「僕は、風見 夏葉!
『次代のフラワーマスター』だ!」
髪色は瑞々しい緑、そして瞳は、鮮やかな赤。
しかし、声と顔は。
「雪華さん…?」
「これが、僕の本当の姿だ」
「雪華さんの、本当の…」
「下がってて、椛。僕がやる」
「でも…!」
「大丈夫。力も、解放されている」
そう言って、彼は霊力、魔力、そして妖力を放った。彼は人間のはず。なのになぜ?
「なんで、ただの人間が妖力を…」
「それは、僕が半人半妖だから。妖怪を母に持つ、それが僕さ!」
それなら、合点がいく。どうして、ただの人間があれ程までに強いのか。彼女もまた、ナイトメア・フィアーとの戦いに参加しており、彼の力を目の当たりにしている。

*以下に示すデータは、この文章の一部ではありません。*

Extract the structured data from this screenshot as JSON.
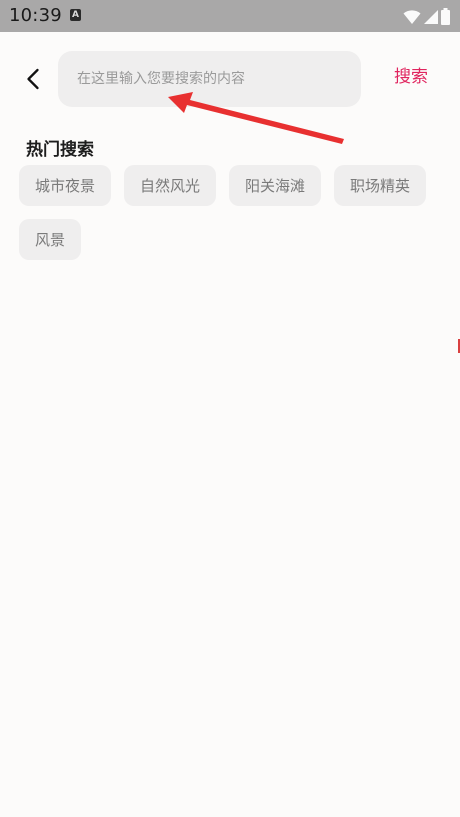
{
  "status_bar": {
    "time": "10:39",
    "notification_glyph": "A",
    "icons": [
      "wifi-icon",
      "cellular-signal-icon",
      "battery-icon"
    ]
  },
  "header": {
    "back_icon": "chevron-left-icon",
    "search_placeholder": "在这里输入您要搜索的内容",
    "search_value": "",
    "search_button_label": "搜索"
  },
  "hot_search": {
    "title": "热门搜索",
    "row1": [
      "城市夜景",
      "自然风光",
      "阳关海滩",
      "职场精英"
    ],
    "row2": [
      "风景"
    ]
  },
  "annotation": {
    "type": "red-arrow",
    "target": "search-input"
  },
  "colors": {
    "accent": "#e0245e",
    "status_bar_bg": "#a9a8a8",
    "chip_bg": "#efeeee",
    "arrow": "#e83030"
  }
}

あんなに強い理由。それが半人半妖。そして、風見という名字。まさか。
「居るんだろ、
「さすがね。ちょっと油断してたわ」
「風見 幽香…!」
「あっちの小さいほう、よろしく」
「ええ、任せて頂戴」
「桜華、抜刀」
雪銀から桜華を抜く。
「参る!」
あれでも、まだ抑制された状態だったのか。私の目の前で、壮絶としか言い様のない戦闘が始まった。
雪華改め夏葉が、幽香が、それぞれ蛟達を蹂躙する。
幽香は花を模した弾幕で。夏葉は刀と桜の弾幕で。これまでと比にならないダメージを与えていく。
そして、数十秒後には、瀕死の蛟達があった。
「とどめだ。行くよ」
「勿論よ」
夏葉は刀を、幽香は傘を構える。
「「『万花繚乱・デュアルスパーク』」」
光線が絡みあい、蛟を嬲る。
そして、大きな光が止んだ頃には。
2つの大きな骸があった。
「……!」
私は絶句した。目の前に示された力が、強大すぎた。
そして、その力に、恐れを抱いた。彼自身ではない。
彼の力に、だ。勿論、普段の彼は優しく、暖かい人なので、彼は怖くない。だが、その力を、私に向けられると思うと、ぞっとする。
「夏葉…」
母さんは、僕の名を呼んだ。
「うん。ただいま、なのかな。母さん」
「ええ…、お帰り、なさい…!」
そう言って、母さんは抱きついてきた。
「ちょっ、母さん!?」
「お願い…、もう少しだけ、こうさせて…」
「…しょうがないなぁ」
その言葉とは裏腹に、彼はとても嬉しそうだった。
その頃、雪華宅…
「雪華様、早く帰ってこないかな…」
もうお昼に近い。お腹も減ってきた。
「ご飯作って待ってようっと」
美味しそうな音と匂いがし始めた頃。
「…え?」
自分の身体が透けていることに気づいた。
「嘘、なんで!?」
止まらない。
「雪華様っ…!」
そして、寂しく調理器具のみが残された。